As the federal approval process for the Minnesota transit project moved forward, Krinkie and his band of LRT opponents stepped up their attacks. Saying that he was willing to go to “quite extreme lengths” to stop construction of the transit project, the Shoreview representative filed suit in state court in December, along with nine other Republicans legislators, to block the project. Five months later, Ramsey County District Judge A. James Dickenson threw out the suit, saying that he was not willing to referee “a political dispute” between the governor and the legislator.
Krinkie and his allies had been turned back in state court, and they made little headway as well at the Federal Transit Administration. Even though Hiawatha LRT was not ranked in the “highest priority” by the federal agency, the Minnesota project received passing marks and the green light to receive the federal construction dollars that Martin Sabo had squirreled away in the federal budget.
When the required 60-day congressional review posed no further roadblocks, Star Tribune reporter Laurie Blake was able to announce on Jan. 14, 2001, that “light rail in the Twin Cities is a done deal.” Met Council Chair Mondale breathed a sigh of relief.

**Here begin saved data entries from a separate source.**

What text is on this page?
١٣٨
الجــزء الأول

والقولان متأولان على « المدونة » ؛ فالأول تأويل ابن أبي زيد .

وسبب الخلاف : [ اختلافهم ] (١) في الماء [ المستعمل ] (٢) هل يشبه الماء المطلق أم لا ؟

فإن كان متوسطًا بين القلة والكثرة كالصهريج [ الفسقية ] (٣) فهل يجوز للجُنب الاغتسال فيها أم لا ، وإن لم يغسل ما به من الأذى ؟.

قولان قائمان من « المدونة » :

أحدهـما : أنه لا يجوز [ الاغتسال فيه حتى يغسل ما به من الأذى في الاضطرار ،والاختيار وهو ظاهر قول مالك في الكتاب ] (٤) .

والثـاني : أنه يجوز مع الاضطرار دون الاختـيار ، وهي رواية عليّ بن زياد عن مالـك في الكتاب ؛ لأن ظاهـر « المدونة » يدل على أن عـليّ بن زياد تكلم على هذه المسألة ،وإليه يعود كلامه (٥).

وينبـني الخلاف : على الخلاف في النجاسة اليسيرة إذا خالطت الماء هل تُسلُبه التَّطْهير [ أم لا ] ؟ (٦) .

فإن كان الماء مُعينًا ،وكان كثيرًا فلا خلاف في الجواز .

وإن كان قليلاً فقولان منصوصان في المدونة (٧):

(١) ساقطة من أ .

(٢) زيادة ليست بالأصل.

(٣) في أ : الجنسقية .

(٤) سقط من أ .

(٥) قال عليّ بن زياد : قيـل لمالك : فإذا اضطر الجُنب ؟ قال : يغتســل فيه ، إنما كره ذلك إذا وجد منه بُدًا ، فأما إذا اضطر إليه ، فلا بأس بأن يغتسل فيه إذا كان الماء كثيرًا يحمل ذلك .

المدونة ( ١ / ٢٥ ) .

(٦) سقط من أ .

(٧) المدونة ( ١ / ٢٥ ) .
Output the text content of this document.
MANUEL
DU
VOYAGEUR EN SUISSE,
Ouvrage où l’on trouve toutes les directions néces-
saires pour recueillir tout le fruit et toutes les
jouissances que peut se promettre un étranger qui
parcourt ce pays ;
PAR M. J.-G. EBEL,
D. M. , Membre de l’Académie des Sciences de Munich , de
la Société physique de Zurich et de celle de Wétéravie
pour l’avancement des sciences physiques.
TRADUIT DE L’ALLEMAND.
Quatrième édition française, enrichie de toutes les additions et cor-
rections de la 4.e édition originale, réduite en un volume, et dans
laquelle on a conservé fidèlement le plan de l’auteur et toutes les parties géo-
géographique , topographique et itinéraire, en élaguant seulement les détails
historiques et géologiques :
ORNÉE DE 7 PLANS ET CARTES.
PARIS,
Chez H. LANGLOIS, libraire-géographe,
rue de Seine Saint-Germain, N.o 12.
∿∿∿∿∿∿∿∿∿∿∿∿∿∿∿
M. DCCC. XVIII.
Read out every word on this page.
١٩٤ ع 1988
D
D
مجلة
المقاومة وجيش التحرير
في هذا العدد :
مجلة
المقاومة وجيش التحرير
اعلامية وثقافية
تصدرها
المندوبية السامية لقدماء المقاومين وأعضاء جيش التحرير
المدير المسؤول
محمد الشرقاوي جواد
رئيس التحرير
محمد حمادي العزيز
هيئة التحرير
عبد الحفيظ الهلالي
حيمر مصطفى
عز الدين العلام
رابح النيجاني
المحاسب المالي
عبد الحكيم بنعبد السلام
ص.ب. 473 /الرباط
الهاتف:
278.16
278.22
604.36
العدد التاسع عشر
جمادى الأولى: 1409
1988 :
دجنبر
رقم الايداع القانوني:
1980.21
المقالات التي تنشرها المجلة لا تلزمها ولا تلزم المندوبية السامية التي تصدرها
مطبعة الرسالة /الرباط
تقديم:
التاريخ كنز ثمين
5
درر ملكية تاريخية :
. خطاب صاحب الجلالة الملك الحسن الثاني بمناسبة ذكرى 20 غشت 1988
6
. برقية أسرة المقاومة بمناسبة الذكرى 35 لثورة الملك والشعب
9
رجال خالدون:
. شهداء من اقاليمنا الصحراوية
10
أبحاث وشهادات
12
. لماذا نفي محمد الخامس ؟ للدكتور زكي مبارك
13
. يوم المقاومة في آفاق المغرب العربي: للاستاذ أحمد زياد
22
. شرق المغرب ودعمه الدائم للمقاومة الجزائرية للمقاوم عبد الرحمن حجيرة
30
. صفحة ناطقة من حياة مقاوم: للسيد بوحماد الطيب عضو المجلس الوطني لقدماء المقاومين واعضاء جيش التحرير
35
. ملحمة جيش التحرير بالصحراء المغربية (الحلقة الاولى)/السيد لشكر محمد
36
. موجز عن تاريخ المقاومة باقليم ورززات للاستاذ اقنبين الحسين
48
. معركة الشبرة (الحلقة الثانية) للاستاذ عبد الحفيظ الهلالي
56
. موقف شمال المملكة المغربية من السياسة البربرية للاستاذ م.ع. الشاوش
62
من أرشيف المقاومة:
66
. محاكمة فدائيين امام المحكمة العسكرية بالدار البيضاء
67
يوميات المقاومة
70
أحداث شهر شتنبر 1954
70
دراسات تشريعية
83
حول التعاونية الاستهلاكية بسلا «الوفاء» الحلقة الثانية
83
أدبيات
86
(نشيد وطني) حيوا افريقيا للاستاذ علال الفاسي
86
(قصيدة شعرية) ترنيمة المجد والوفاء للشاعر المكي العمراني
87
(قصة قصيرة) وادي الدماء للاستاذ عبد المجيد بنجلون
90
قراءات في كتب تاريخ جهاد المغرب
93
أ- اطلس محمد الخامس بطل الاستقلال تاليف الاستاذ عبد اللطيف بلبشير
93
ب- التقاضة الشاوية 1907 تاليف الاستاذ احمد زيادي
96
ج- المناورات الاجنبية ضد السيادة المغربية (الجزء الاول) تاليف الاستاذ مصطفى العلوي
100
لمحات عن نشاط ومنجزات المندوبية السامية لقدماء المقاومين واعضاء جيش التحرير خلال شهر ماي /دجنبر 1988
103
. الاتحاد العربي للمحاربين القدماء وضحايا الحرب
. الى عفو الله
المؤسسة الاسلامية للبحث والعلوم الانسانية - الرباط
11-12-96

“We were on a critical path timeline for a year and a half,” Mondale reported. “We came within a day of being killed a number of times.”
Later that week, Jesse Ventura told a cheering crowd at a hastily arranged groundbreaking ceremony: “The Hiawatha Line is happening today because the people demanded more transportation choices.” The January 2001 groundbreaking would be one of the few opportunities that Ventura would have to celebrate one of the major achievements of his embattled administration. By the time the Hiawatha LRT opened for business three and half years later, in June 2003, Ventura would no longer be in office.